Naturally, wanting my kickstarter campaign to be successful, I took some of kickstarter’s expert advice. They suggested a sandwich board promotion and that’s just what I did. On three beautiful, early, fall days in the Nation’s Capital, my sandwich board commandos and I got out and walked around various DC neighborhoods–from Connecticut Avenue to Bethesda.
39 years of Adele’s life spent at the Mayflower Hotel
We talked to anyone who’d listen (and some who tried unsuccessfully to resist my charm). We talked to folks excited for the project and who wanted to know more, people who just didn’t have the time and folks who couldn’t care less. But it was all good and a great time.
It was a great experience that I’ll always cherish–trying to get Seaton Place published.
Next week open mic nights!
Please continue your support!
08.29.2015 | Seaton Place and Kickstarter Soft Launch…

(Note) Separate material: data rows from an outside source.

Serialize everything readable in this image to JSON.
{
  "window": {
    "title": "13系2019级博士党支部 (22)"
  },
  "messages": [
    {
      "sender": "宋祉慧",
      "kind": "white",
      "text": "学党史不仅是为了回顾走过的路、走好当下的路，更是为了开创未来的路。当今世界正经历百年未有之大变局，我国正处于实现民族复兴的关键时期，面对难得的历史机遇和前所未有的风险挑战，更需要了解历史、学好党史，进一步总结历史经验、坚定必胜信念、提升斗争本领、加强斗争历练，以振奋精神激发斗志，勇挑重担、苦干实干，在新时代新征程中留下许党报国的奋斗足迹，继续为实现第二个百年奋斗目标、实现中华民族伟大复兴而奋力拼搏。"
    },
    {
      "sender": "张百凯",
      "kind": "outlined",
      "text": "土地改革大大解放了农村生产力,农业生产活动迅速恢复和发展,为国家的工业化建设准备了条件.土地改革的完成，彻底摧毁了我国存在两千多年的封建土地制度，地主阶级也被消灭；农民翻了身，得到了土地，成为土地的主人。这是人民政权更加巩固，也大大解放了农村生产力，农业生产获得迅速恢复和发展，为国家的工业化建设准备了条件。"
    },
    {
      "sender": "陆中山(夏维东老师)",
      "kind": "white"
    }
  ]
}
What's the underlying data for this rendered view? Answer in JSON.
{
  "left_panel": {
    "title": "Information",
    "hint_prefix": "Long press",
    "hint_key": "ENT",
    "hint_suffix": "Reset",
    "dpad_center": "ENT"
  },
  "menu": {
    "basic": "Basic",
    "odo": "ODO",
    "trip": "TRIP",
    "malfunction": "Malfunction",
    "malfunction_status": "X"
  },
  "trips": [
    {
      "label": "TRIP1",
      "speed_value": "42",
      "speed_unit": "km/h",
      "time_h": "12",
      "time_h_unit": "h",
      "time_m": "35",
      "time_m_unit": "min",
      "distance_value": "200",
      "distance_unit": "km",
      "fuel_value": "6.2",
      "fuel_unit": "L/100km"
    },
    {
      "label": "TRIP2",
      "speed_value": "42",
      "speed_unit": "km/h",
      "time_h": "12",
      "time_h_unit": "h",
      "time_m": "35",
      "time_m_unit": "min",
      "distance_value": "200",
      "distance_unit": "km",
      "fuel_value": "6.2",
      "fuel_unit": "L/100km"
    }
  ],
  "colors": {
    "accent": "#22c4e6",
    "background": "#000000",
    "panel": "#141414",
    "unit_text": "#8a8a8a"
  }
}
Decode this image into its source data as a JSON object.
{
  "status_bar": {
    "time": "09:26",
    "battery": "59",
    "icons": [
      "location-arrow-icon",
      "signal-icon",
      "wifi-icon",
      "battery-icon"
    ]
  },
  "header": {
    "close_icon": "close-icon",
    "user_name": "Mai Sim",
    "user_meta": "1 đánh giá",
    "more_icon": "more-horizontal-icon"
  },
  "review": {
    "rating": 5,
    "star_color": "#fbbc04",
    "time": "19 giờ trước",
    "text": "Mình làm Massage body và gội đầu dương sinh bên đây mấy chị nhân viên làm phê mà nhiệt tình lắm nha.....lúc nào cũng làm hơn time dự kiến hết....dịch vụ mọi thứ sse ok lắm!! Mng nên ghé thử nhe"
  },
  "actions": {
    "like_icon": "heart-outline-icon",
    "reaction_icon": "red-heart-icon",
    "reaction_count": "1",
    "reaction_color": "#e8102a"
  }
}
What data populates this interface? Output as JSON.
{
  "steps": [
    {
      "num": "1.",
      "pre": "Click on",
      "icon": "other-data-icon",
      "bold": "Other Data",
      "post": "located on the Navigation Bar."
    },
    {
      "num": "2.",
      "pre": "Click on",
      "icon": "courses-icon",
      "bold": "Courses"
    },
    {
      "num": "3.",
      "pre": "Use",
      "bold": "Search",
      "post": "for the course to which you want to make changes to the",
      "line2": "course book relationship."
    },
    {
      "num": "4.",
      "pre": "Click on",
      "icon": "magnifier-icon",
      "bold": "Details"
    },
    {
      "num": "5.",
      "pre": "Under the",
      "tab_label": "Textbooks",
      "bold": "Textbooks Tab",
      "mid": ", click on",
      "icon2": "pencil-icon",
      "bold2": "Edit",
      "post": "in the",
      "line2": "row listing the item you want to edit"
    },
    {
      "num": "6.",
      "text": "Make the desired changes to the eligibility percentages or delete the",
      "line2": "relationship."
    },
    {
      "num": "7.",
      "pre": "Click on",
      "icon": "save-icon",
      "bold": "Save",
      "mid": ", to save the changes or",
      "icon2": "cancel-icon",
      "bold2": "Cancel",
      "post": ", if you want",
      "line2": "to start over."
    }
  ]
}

A Great Success and Neighborhood Event!
On August 29th, Eckington neighbors, friends and family turned out at the James family homestead on Seaton Place to support Seaton Place the novel . There were stories of Eckington history and its future and even an Eckington trivia game. The winners received Starbucks gift cards.
Finally there was a fitting toast to Adele, who died on a beautiful spring morning, April 18, 2015 at the age of 98. Glasses were raised with her most favorite E&J Brandy as Function at the Junction, the song that most reminds me of Adele and Seaton Place’s halcyon days, played in the background.
Adele Belcher James, antagonist or protagonist? You decide. She plays a major role in Seaton Place. Love her or hate her she made a way for herself and so many others to survive and sometimes even thrive.